I have just woken up from a strange and confusing dream. I dreamt that the 2025 Golden Globe Awards were actually tolerable.
But it wasn’t a dream. It was a broadcast! And Nicole Kidman, and Timothée Chalamet, and Angelina Jolie and “Wicked” were there, Auntie Em!
Look, it’s still an award show — a genre that in just 10 short years has gone from a much-watched special event that people legitimately cared about to a rung below a rerun of “Chicago Med.”
The Globes remain far too long-winded. The saggy middle, when TV trophies were unenthusiastically dished out like steamed broccoli, felt longer than “The Brutalist” — the 3 ½ hour winner of best motion picture – drama.
Having presenters deliver their intros straight to camera as they ignored the seated audience was an extremely awkward choice. As Seth Rogen rightly said, it was “inelegant and strange.” Scrap it.
And, for better or worse, this had to be the most eccentric list of film winners at any major award show ever held on American soil. It was like being at Cannes only with more deodorant.
But this year’s Globes were infinitely superior to 2024 when the ceremony was a sleepy and predictable coronation for “Oppenheimer” and comedian Jo Koy’s abysmal hosting was an unwatchable cringe-fest.
His terrific successor, Nikki Glaser, was terribly funny right from her first line: “Welcome to the 82nd annual Golden Globes: Ozempic’s biggest night!”
She took aim at Chalamet’s facial hair and the awful “Joker: Folie à Deux” and she somehow managed in a joke to connect accused rapist Sean “Diddy” Combs and Stanley Tucci … in a way that got a huge laugh.
What of the winners? Pretty bizarre.
For instance, one of the big victors was “Emilia Pérez,” a Spanish-language French musical drama from Netflix about a Mexican drug cartel leader who transitions into a woman. It won motion picture – musical or comedy, international film, song and supporting actress (Zoe Saldana).
And drama champ “The Brutalist” is a nearly-four-hour-long epic with an intermission about a fictional Jewish Hungarian architect. Its director Brady Corbet also won and so did its leading man Adrien Brody.
A lot can change in two months, but they’re now the ones to beat at the Oscars.
The speeches? Humble, mostly charming and refreshingly a-political.
Demi Moore was especially strong when she won best actress in a motion picture – musical or comedy for her role in the wild body horror film “The Substance,” in which an injection clones her and turns her into a grotesque ogre.
“I’ve been doing this for over 45 years — and this is the first time I’ve ever won anything as an actor,” Moore said.
“Thirty years ago, I had a producer tell me I was a ‘popcorn actress’… that corroded me over time to the point that a few years ago that I thought that this was it.”
Apparently not. This big win injects Moore with a big dose of Oscars momentum.
However, few expected Sebastian Stan to take home actor – comedy for “A Different Man,” a dark film in which his character suffers from the facial disfigurement neurofibromatosis.
He’s good in it, by the way. But this is a voting body of international journalists with increasingly eclectic tastes. Stan will be lucky if he makes the cut at the Oscars.
Not so of Kieran Culkin, who snatched best supporting actor for his sublime work in “A Real Pain.” He’ll be strutting to the Dolby Theater in March, inasmuch as self-deprecating Culkin can strut.
Oh and there were upsets galore: “Anora,” one of the best movies of the year, was totally shut out.
Fernanda Torres won best actress – drama for “I’m Still Here,” a Brazilian film, which surely made heavyweight losers Kidman (“Babygirl”) and Jolie (“Maria”) reach for a bottle of Champagne once the camera cut away.
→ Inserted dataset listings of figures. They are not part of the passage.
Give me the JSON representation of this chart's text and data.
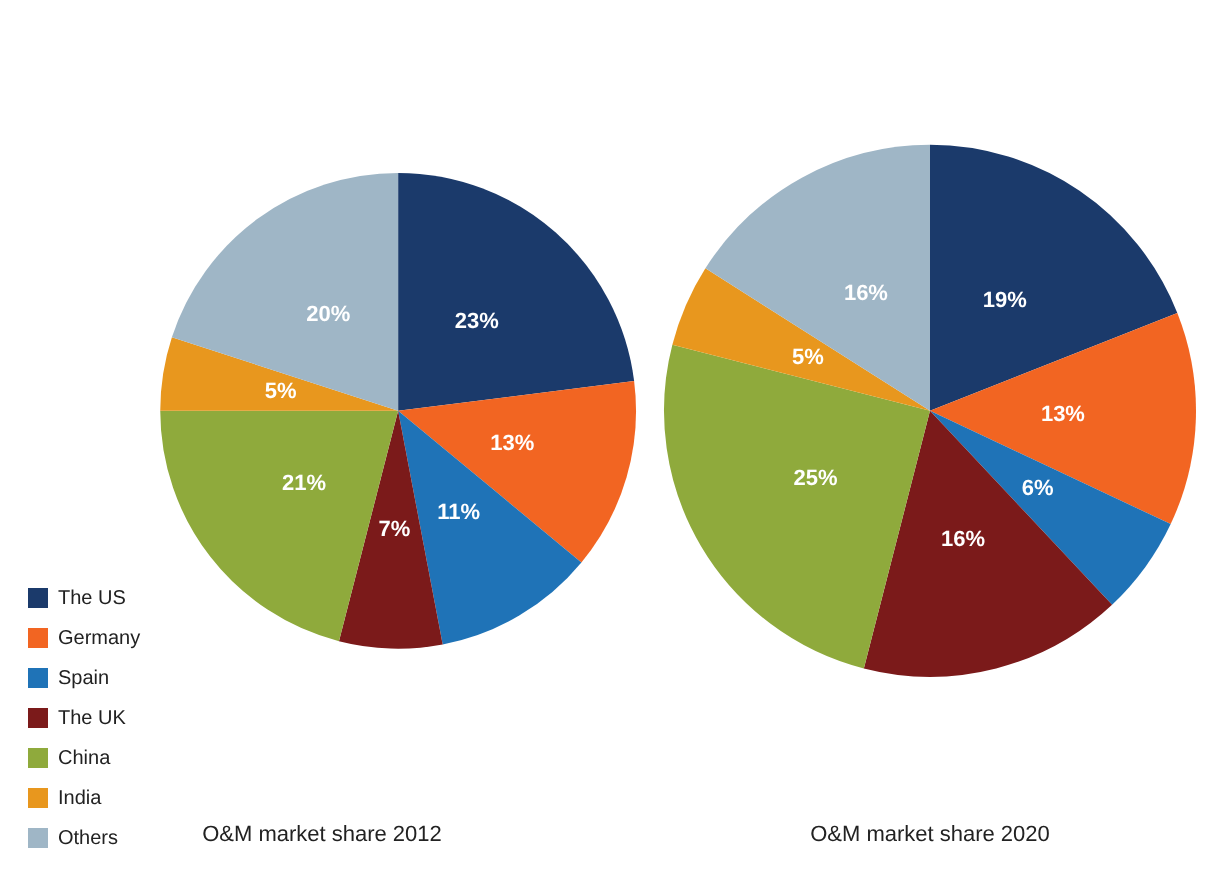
{
  "chart_data": [
    {
      "type": "pie",
      "title": "O&M market share 2012",
      "categories": [
        "The US",
        "Germany",
        "Spain",
        "The UK",
        "China",
        "India",
        "Others"
      ],
      "values": [
        23,
        13,
        11,
        7,
        21,
        5,
        20
      ],
      "value_labels": [
        "23%",
        "13%",
        "11%",
        "7%",
        "21%",
        "5%",
        "20%"
      ],
      "colors": [
        "#1b3a6b",
        "#f26522",
        "#1f73b7",
        "#7b1a1a",
        "#8faa3c",
        "#e8971e",
        "#9fb6c6"
      ],
      "legend": "bottom left"
    },
    {
      "type": "pie",
      "title": "O&M market share 2020",
      "categories": [
        null,
        null,
        null,
        null,
        null,
        null,
        null
      ],
      "values": [
        19,
        13,
        6,
        16,
        25,
        5,
        16
      ],
      "value_labels": [
        "19%",
        "13%",
        "6%",
        "16%",
        "25%",
        "5%",
        "16%"
      ],
      "colors": [
        "#1b3a6b",
        "#f26522",
        "#1f73b7",
        "#7b1a1a",
        "#8faa3c",
        "#e8971e",
        "#9fb6c6"
      ]
    }
  ]
}
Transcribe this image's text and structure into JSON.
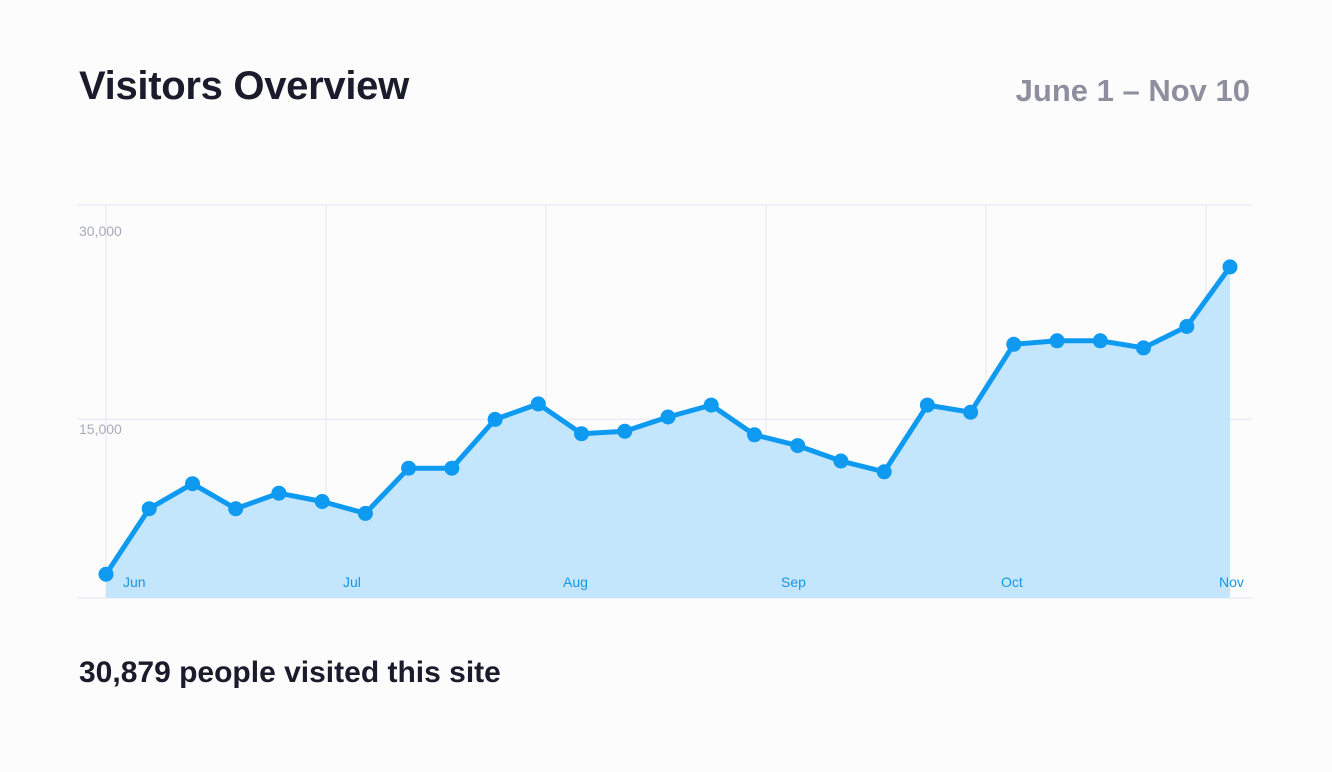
{
  "header": {
    "title": "Visitors Overview",
    "date_range": "June 1 – Nov 10"
  },
  "summary": {
    "text": "30,879 people visited this site"
  },
  "colors": {
    "line": "#0d9af0",
    "area": "#c3e6fd",
    "grid": "#ecebf4",
    "x_tick_text": "#1796e8",
    "y_tick_text": "#a9abb8"
  },
  "chart_data": {
    "type": "area",
    "title": "",
    "xlabel": "",
    "ylabel": "",
    "ylim": [
      0,
      33000
    ],
    "y_ticks": [
      {
        "value": 15000,
        "label": "15,000"
      },
      {
        "value": 30000,
        "label": "30,000"
      }
    ],
    "x_ticks": [
      "Jun",
      "Jul",
      "Aug",
      "Sep",
      "Oct",
      "Nov"
    ],
    "grid": true,
    "legend": "none",
    "series": [
      {
        "values": [
          2000,
          7500,
          9600,
          7500,
          8800,
          8100,
          7100,
          10900,
          10900,
          15000,
          16300,
          13800,
          14000,
          15200,
          16200,
          13700,
          12800,
          11500,
          10600,
          16200,
          15600,
          21300,
          21600,
          21600,
          21000,
          22800,
          27800
        ]
      }
    ]
  }
}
And “Wicked” proved this year’s “Barbie” — from juggernaut to jugger-not. The only trophy the “Wizard of Oz” prequel managed was the Box Office and Cinematic Achievement Award. A cute, meaningless consolation prize. Its Oscar chances are evaporating like a watery witch.
“Others have more strength,” an insider said. “The Academy is now too international for ‘Wicked’. It’s tanked internationally.”
On the TV side, “Hacks” won television series – comedy, while “Shōgun” took drama. Jean Smart, Jeremy Allen White, Hiroyuki Sanada, Anna Sawai. No surprises there.
The biggest winner of the night, though, was Glaser.
Her monologue was as hilarious as you’d expect from a woman with the Tom Brady roast on her resume. She kept the telecast moving and didn’t overplay her hand.
The Globes were business as usual — frankly you either watch award shows or you don’t — and didn’t notch any viral moments people will be talking about this morning (no Will Smith slap here!).
They might not be chattering, but they definitely won’t be roasting Nikki either.